The other couple went through this some years ago (their oldest is almost 10) - do you think it's possible that the testing/investigations weren't as thorough/developed then? The dr seemed quite sure that CF is a possibility but I believe that if the couple knew he was a carrier they would have told the rest of the family - particularly when they were so open about everything else...

I suppose it doesn't much matter though; we have to go through the process anyway & we'll get answers eventually. Strange I feel like I'm finally coming to terms with the news & now DH seems to be flagging!

Thanks again
 
I'm sorry it has been confirmed, Bookworm :hugs:

My DH doesn't want to tell anybody either.

I imagine testing is better these days - I think tests and investigations are constantly improving.

It's the waiting that is hard. I've found that out already and we only found out he had AZ 2 weeks ago!

Don't worry about your DH flagging. If you're anything like my DH and I your emotions will be up and down for a while yet. One day you might be fine and the next in pieces. Some days things will get to you and another they won't. You'll both feel a bit up and down for a while I would think. It's so much to take in and think about and hope for. I don't think you'd be human if your emotions weren't all over the place. :hugs:
 
We're trying not to pre-empt anything but we know there has been another case of obstructive azoospermia in DH's family which led to 2 ICSI babies. The couple were very open & have said that the cause of the obstruction was unknown.... When we mentioned that the consultant indicated a strong suspicion that we could be looking at DH being a CF carrier. I'd love to talk to the other couple to ask what tests they had etc but DH is unwilling to tell people yet.

The other couple went through this some years ago (their oldest is almost 10) - do you think it's possible that the testing/investigations weren't as thorough/developed then?
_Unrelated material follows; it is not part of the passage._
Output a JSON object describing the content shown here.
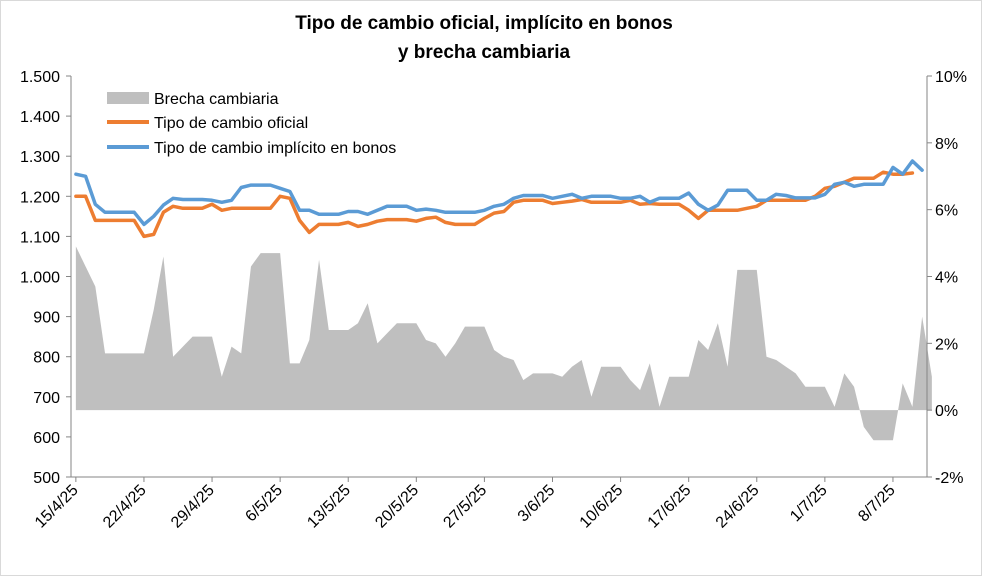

The dr seemed quite sure that CF is a possibility but I believe that if the couple knew he was a carrier they would have told the rest of the family - particularly when they were so open about everything else...

I suppose it doesn't much matter though; we have to go through the process anyway & we'll get answers eventually. Strange I feel like I'm finally coming to terms with the news & now DH seems to be flagging!

Thanks again

Sorry you've had confirmation Bookworm :hugs:

The first ICSI treatment wasn't done until 1992 and we were told that surgical sperm retrieval has only been around for something like 10 years, so I'm sure medically, things have progressed an AWFUL lot since then.

10 / 12 years ago none of us would have had any other option but donor sperm / adoption. Medical research is progressing every day. Don't know much about the CF carrier thing though sorry.